Berikut adalah ringkasan pergerakan nilai tukar rupiah terhadap dolar AS berdasarkan waktu pemantauan :
| Waktu (WIB) | Nilai Tukar (Rp/US$) | Keterangan |
|---|---|---|
| 09.07 | Rp18.100 | Melemah 0,50% |
| 10.00 | Rp18.150 | Terus tertekan |
| 11.00 | Rp18.160 | Tren menurun |
| 13.00 | Rp18.180 | Level terendah sejarah |
Data di atas memperlihatkan konsistensi pelemahan rupiah dalam rentang waktu empat jam terakhir. Meski sempat ada fluktuasi tipis, arah pergerakan mata uang menunjukkan tekanan jual yang cukup besar.
Faktor Eksternal dan Indeks Dolar AS
Di sisi lain, indeks dolar AS (DXY) sebenarnya sedang mengalami sedikit koreksi pada perdagangan pagi ini. Per pukul 09.00 WIB, indeks yang mengukur kekuatan dolar terhadap mata uang utama lainnya turun 0,07 persen ke level 99,998.

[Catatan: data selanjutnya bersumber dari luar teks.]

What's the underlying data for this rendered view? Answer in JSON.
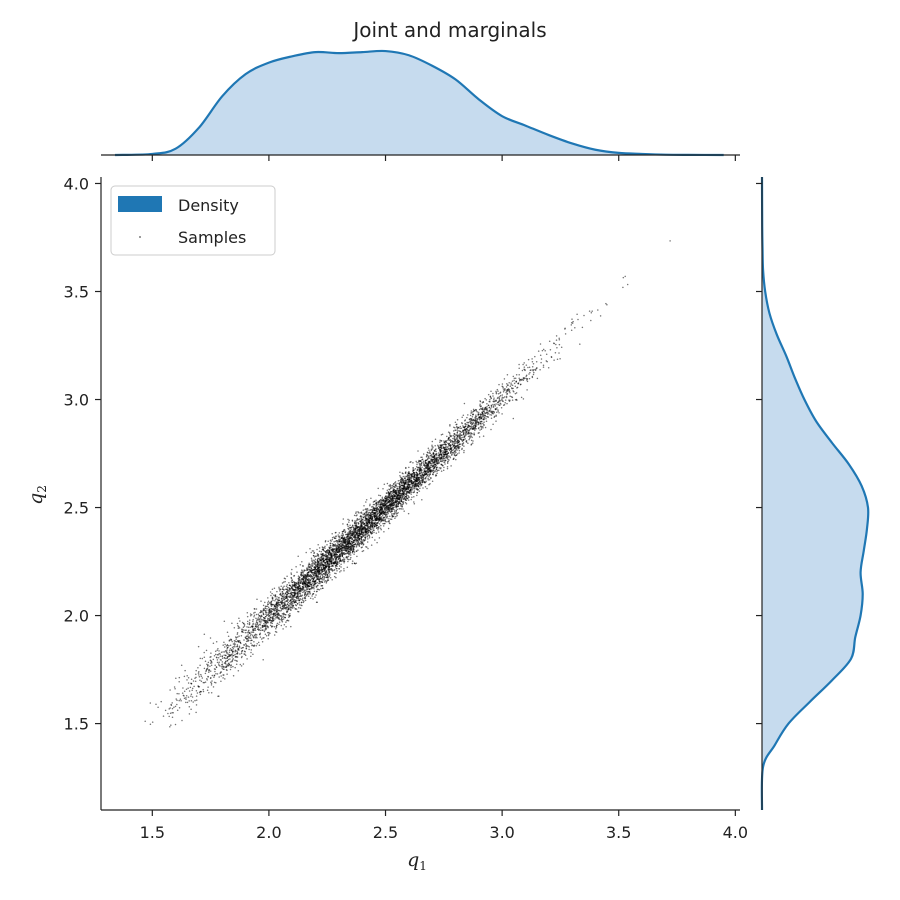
{
  "chart_data": {
    "type": "scatter",
    "title": "Joint and marginals",
    "xlabel": "q",
    "xlabel_sub": "1",
    "ylabel": "q",
    "ylabel_sub": "2",
    "xlim": [
      1.28,
      4.02
    ],
    "ylim": [
      1.1,
      4.03
    ],
    "xticks": [
      "1.5",
      "2.0",
      "2.5",
      "3.0",
      "3.5",
      "4.0"
    ],
    "yticks": [
      "1.5",
      "2.0",
      "2.5",
      "3.0",
      "3.5",
      "4.0"
    ],
    "legend": {
      "placement": "upper-left",
      "entries": [
        {
          "label": "Density",
          "kind": "patch"
        },
        {
          "label": "Samples",
          "kind": "marker"
        }
      ]
    },
    "colors": {
      "kde_line": "#1f77b4",
      "kde_fill": "#c6dbee",
      "points": "#000000"
    },
    "joint": {
      "n_points": 6000,
      "mean": [
        2.4,
        2.4
      ],
      "x_range": [
        1.55,
        3.77
      ],
      "y_range": [
        1.37,
        3.75
      ],
      "correlation": 0.99
    },
    "marginal_x": {
      "x": [
        1.34,
        1.5,
        1.6,
        1.7,
        1.8,
        1.9,
        2.0,
        2.1,
        2.2,
        2.3,
        2.4,
        2.5,
        2.6,
        2.7,
        2.8,
        2.9,
        3.0,
        3.1,
        3.2,
        3.3,
        3.4,
        3.5,
        3.6,
        3.7,
        3.8,
        3.95
      ],
      "density": [
        0.0,
        0.01,
        0.06,
        0.26,
        0.56,
        0.77,
        0.88,
        0.94,
        0.98,
        0.97,
        0.98,
        0.99,
        0.95,
        0.85,
        0.72,
        0.53,
        0.37,
        0.28,
        0.19,
        0.11,
        0.05,
        0.02,
        0.01,
        0.003,
        0.001,
        0.0
      ]
    },
    "marginal_y": {
      "y": [
        1.1,
        1.3,
        1.4,
        1.5,
        1.6,
        1.7,
        1.8,
        1.9,
        2.0,
        2.1,
        2.2,
        2.3,
        2.4,
        2.5,
        2.6,
        2.7,
        2.8,
        2.9,
        3.0,
        3.1,
        3.2,
        3.3,
        3.4,
        3.5,
        3.6,
        3.7,
        3.8,
        4.03
      ],
      "density": [
        0.0,
        0.01,
        0.12,
        0.25,
        0.45,
        0.66,
        0.84,
        0.88,
        0.93,
        0.95,
        0.93,
        0.96,
        0.99,
        1.0,
        0.94,
        0.82,
        0.66,
        0.51,
        0.4,
        0.31,
        0.23,
        0.14,
        0.07,
        0.03,
        0.01,
        0.005,
        0.002,
        0.0
      ]
    }
  }
}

Meskipun sedang turun tipis, posisi DXY tersebut dinilai masih sangat kuat bagi pasar global. Hal ini merupakan dampak dari lonjakan signifikan sebesar 0,66 persen pada penutupan pekan lalu yang membawa indeks kembali menembus angka 100.
Kondisi Cadangan Devisa Indonesia
Bank Indonesia (BI) sebelumnya telah merilis data cadangan devisa (Cadev) yang mengalami penurunan pada akhir Mei 2026. Posisi Cadev Indonesia tercatat sebesar US$ 144,9 miliar, menyusut US$ 1,3 miliar dibandingkan bulan sebelumnya.

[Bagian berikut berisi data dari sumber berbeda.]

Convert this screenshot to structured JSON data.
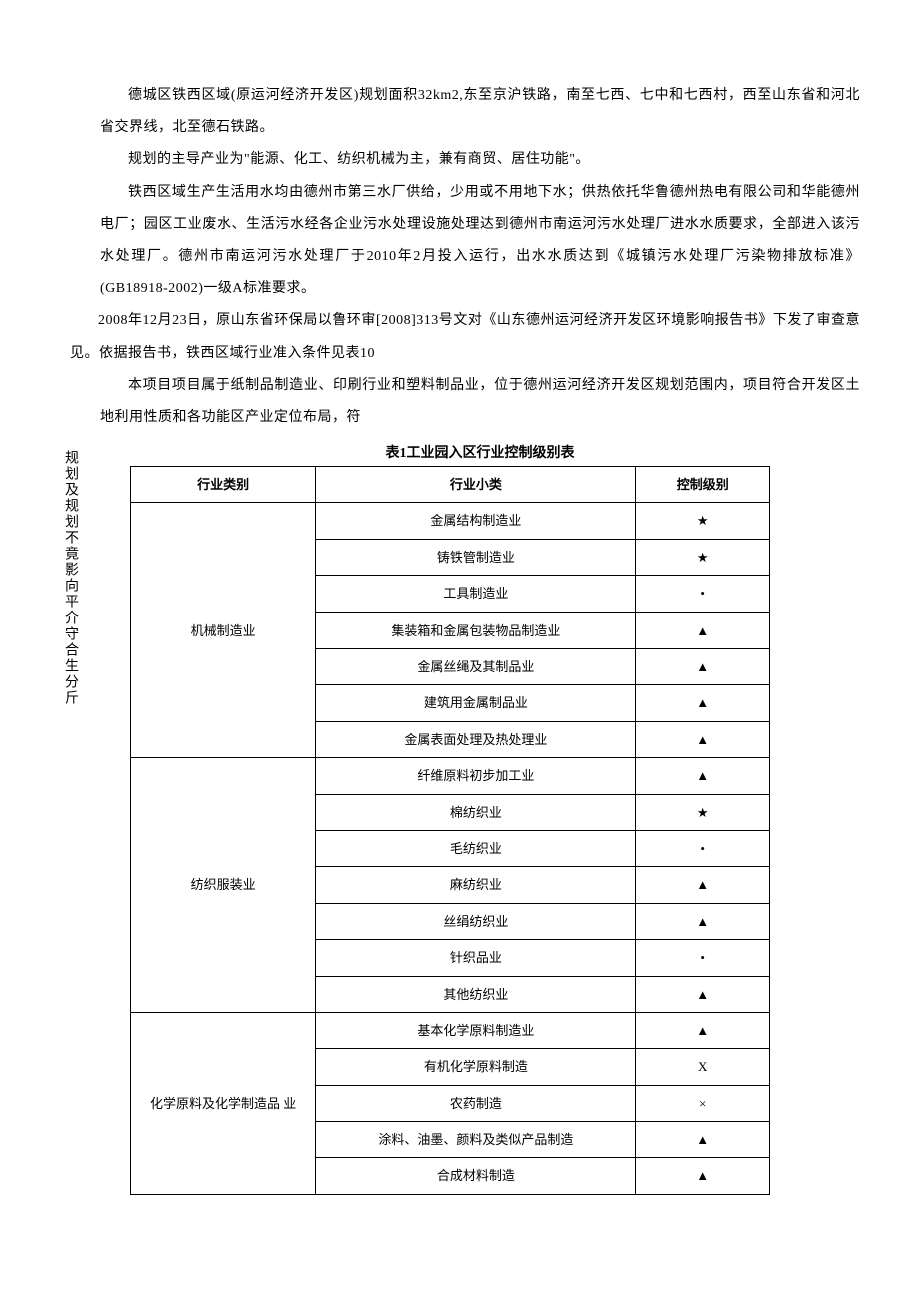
{
  "para1": "德城区铁西区域(原运河经济开发区)规划面积32km2,东至京沪铁路，南至七西、七中和七西村，西至山东省和河北省交界线，北至德石铁路。",
  "para2": "规划的主导产业为\"能源、化工、纺织机械为主，兼有商贸、居住功能\"。",
  "para3": "铁西区域生产生活用水均由德州市第三水厂供给，少用或不用地下水；供热依托华鲁德州热电有限公司和华能德州电厂；园区工业废水、生活污水经各企业污水处理设施处理达到德州市南运河污水处理厂进水水质要求，全部进入该污水处理厂。德州市南运河污水处理厂于2010年2月投入运行，出水水质达到《城镇污水处理厂污染物排放标准》(GB18918-2002)一级A标准要求。",
  "para4": "2008年12月23日，原山东省环保局以鲁环审[2008]313号文对《山东德州运河经济开发区环境影响报告书》下发了审查意见。依据报告书，铁西区域行业准入条件见表10",
  "para5": "本项目项目属于纸制品制造业、印刷行业和塑料制品业，位于德州运河经济开发区规划范围内，项目符合开发区土地利用性质和各功能区产业定位布局，符",
  "vertical_label": "规划及规划不竟影向平介守合生分斤",
  "table_caption": "表1工业园入区行业控制级别表",
  "table": {
    "headers": [
      "行业类别",
      "行业小类",
      "控制级别"
    ],
    "groups": [
      {
        "category": "机械制造业",
        "rows": [
          {
            "sub": "金属结构制造业",
            "level": "★"
          },
          {
            "sub": "铸铁管制造业",
            "level": "★"
          },
          {
            "sub": "工具制造业",
            "level": "•"
          },
          {
            "sub": "集装箱和金属包装物品制造业",
            "level": "▲"
          },
          {
            "sub": "金属丝绳及其制品业",
            "level": "▲"
          },
          {
            "sub": "建筑用金属制品业",
            "level": "▲"
          },
          {
            "sub": "金属表面处理及热处理业",
            "level": "▲"
          }
        ]
      },
      {
        "category": "纺织服装业",
        "rows": [
          {
            "sub": "纤维原料初步加工业",
            "level": "▲"
          },
          {
            "sub": "棉纺织业",
            "level": "★"
          },
          {
            "sub": "毛纺织业",
            "level": "•"
          },
          {
            "sub": "麻纺织业",
            "level": "▲"
          },
          {
            "sub": "丝绢纺织业",
            "level": "▲"
          },
          {
            "sub": "针织品业",
            "level": "•"
          },
          {
            "sub": "其他纺织业",
            "level": "▲"
          }
        ]
      },
      {
        "category": "化学原料及化学制造品 业",
        "rows": [
          {
            "sub": "基本化学原料制造业",
            "level": "▲"
          },
          {
            "sub": "有机化学原料制造",
            "level": "X"
          },
          {
            "sub": "农药制造",
            "level": "×"
          },
          {
            "sub": "涂料、油墨、颜料及类似产品制造",
            "level": "▲"
          },
          {
            "sub": "合成材料制造",
            "level": "▲"
          }
        ]
      }
    ]
  }
}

Penurunan ini disebabkan oleh dua faktor utama yang membebani likuiditas valuta asing negara. Faktor tersebut mencakup kewajiban pembayaran utang luar negeri pemerintah serta langkah intervensi BI untuk menjaga stabilitas nilai tukar di tengah tingginya ketidakpastian global.
Penyebab utama penurunan cadangan devisa pada periode Mei 2026 meliputi :
- Pembayaran utang luar negeri rutin oleh pemerintah Indonesia.
- Langkah stabilitas nilai tukar untuk meredam gejolak pasar keuangan dunia.
- Peningkatan permintaan valuta asing secara musiman dari sektor domestik.
Walaupun mengalami penyusutan, Bank Indonesia menegaskan bahwa posisi cadangan devisa saat ini masih dalam kategori sangat kuat. Angka tersebut setara dengan pembiayaan 5,6 bulan impor atau 5,5 bulan jika ditambah dengan pembayaran utang luar negeri pemerintah.
Secara keseluruhan, ketahanan eksternal ekonomi Indonesia dinilai masih terjaga karena posisi Cadev tetap berada di atas standar kecukupan internasional. Sesuai ketentuan global, cadangan devisa dianggap memadai jika berada di atas standar minimal 3 bulan impor.